High crime, low economics
Both private and public service providers are being challenged in their delivery of effective and reliable security measures and systems. Importantly, these systems have to be appropriate to the property they are tasked to protect.
Taking into account the national scourge of ever-rising crime levels, commensurate with dismal economic growth, it has become necessary for the KGE Homeowners Association (HOA) to review and re-evaluate security systems and measures in place on the estate.
George and most other towns along the Garden Route are experiencing increased urbanisation and semigration levels, exacerbating social deprivations and a subsequent hike in criminal activities. This milieu, along with two security-related incidents at KGE over the past year, has precipitated the drafting of the HOA’s action plan.
Says Security and Risk Subcommittee chairman Chris Horsley: ‘We endeavour to provide and maintain an adequate, reasonable and acceptable secure environment for all of our residents.’
Heads together for top-rung solutions
The Security and Risk Subcommittee worked in consultation with external and other internal professional parties on a broad security plan for the three years ahead, with details on individual implementation still to be thrashed out by subcommittee members.
Key to the high-level plan is to minimise or, where possible, replace human interface with technology. A common practice in the security industry, this strategy improves efficiency while reducing potential for collusion with criminal elements in a cost-effective manner.
‘By the end of 2025, a further revision may be required to adjust for identified deficiencies,’ explains Chris, adding that four main elements have been prioritised, risk assessed with timelines, and assigned responsibilities.
1. Singular service
Multiple service providers are currently involved with securing KGE, including guarding and response, technology hardware and software, perimeter fence maintenance, and access control equipment.
In future, one service provider will ensure a singular point of contact for all security-related issues, while preventing the risk of ‘blame fixing’ among contractors. Trustees have selected Fidelity/ADT as sole provider of security services and systems to KGE.

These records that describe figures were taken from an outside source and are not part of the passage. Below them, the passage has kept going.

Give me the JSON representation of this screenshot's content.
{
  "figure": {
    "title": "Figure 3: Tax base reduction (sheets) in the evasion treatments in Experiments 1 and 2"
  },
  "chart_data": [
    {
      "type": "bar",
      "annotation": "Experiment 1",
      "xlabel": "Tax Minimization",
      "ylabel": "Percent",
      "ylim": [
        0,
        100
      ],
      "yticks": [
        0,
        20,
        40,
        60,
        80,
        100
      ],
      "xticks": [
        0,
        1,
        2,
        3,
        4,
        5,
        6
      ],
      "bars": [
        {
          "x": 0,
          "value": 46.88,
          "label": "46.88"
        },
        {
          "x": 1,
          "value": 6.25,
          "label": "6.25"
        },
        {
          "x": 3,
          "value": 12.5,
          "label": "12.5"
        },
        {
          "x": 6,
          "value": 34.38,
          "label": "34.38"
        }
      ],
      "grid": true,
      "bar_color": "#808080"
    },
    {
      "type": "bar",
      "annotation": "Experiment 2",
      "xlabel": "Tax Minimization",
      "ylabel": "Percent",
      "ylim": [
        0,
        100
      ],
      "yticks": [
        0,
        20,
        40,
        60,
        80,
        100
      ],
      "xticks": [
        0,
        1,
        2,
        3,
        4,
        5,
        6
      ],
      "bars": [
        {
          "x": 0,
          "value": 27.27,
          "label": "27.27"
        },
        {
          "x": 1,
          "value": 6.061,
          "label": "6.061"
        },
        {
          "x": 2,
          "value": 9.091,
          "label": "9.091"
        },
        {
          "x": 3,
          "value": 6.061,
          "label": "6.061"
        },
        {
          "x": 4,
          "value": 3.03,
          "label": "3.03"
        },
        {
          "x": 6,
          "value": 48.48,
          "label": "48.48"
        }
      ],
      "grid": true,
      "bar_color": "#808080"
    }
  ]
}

Fidelity was originally appointed after a robust tender and adjudication process undertaken in 2020; its current contract expires in September 2023.
2. Know your boundaries
The KGE perimeter boundary is the first line of defence to repel unwanted elements, to timeously detect attempted intrusions into the estate, and to respond to these swiftly.
This plan includes the use of offsite camera monitoring, the possibility of dog patrols, additional technological enhancements, and higher visibility of guards and response vehicles.
‘The basic integrity of the electric fence barrier is a given,’ says Chris.
3. Access NOT for all
The access to the estate by people and vehicles must be effectively controlled with particular emphasis on contractors and visitors. This requires optimum use of both technology and people, necessitating an upgrade of current access-control tech.
Training in the proper use of the software will have to be provided to security personnel at the gates, with contractor access at gates one and two a particular focus of this plan.
The use of car access discs will be discontinued, while homeowners are encouraged to log their visitors via ‘My Estate Life’ – watch this space for further information …
4. Central control
A separate, central point of control for security activities will be established adjacent to the contractor’s entrance at gate one. This will require the construction of a control room to house people and equipment, according to Chris.
He says the main advantage of such a central point is to remove distractions from those guards tasked with monitoring cameras on the estate.
Keeping up with tech
The safety of all homeowners remains a priority, and is high on the agenda of the HOA trustees. They believe security will be improved and enhanced by the execution of focused interventions as outlined above, in a cost-conscious and reasonable manner.
The increased use of updated technology is inevitable, albeit that technological enhancements become outdated almost as soon as they are implemented. It is intended to benchmark the security effectiveness at KGE with other estates on a national and local level at least six-monthly, and to measure performance of the security service provider at least annually.
‘Some of the security improvements in the above plan can be accommodated in the existing financial budget for the remainder of 2022, while the balance will need to be provided for in future budgets,’ he concludes.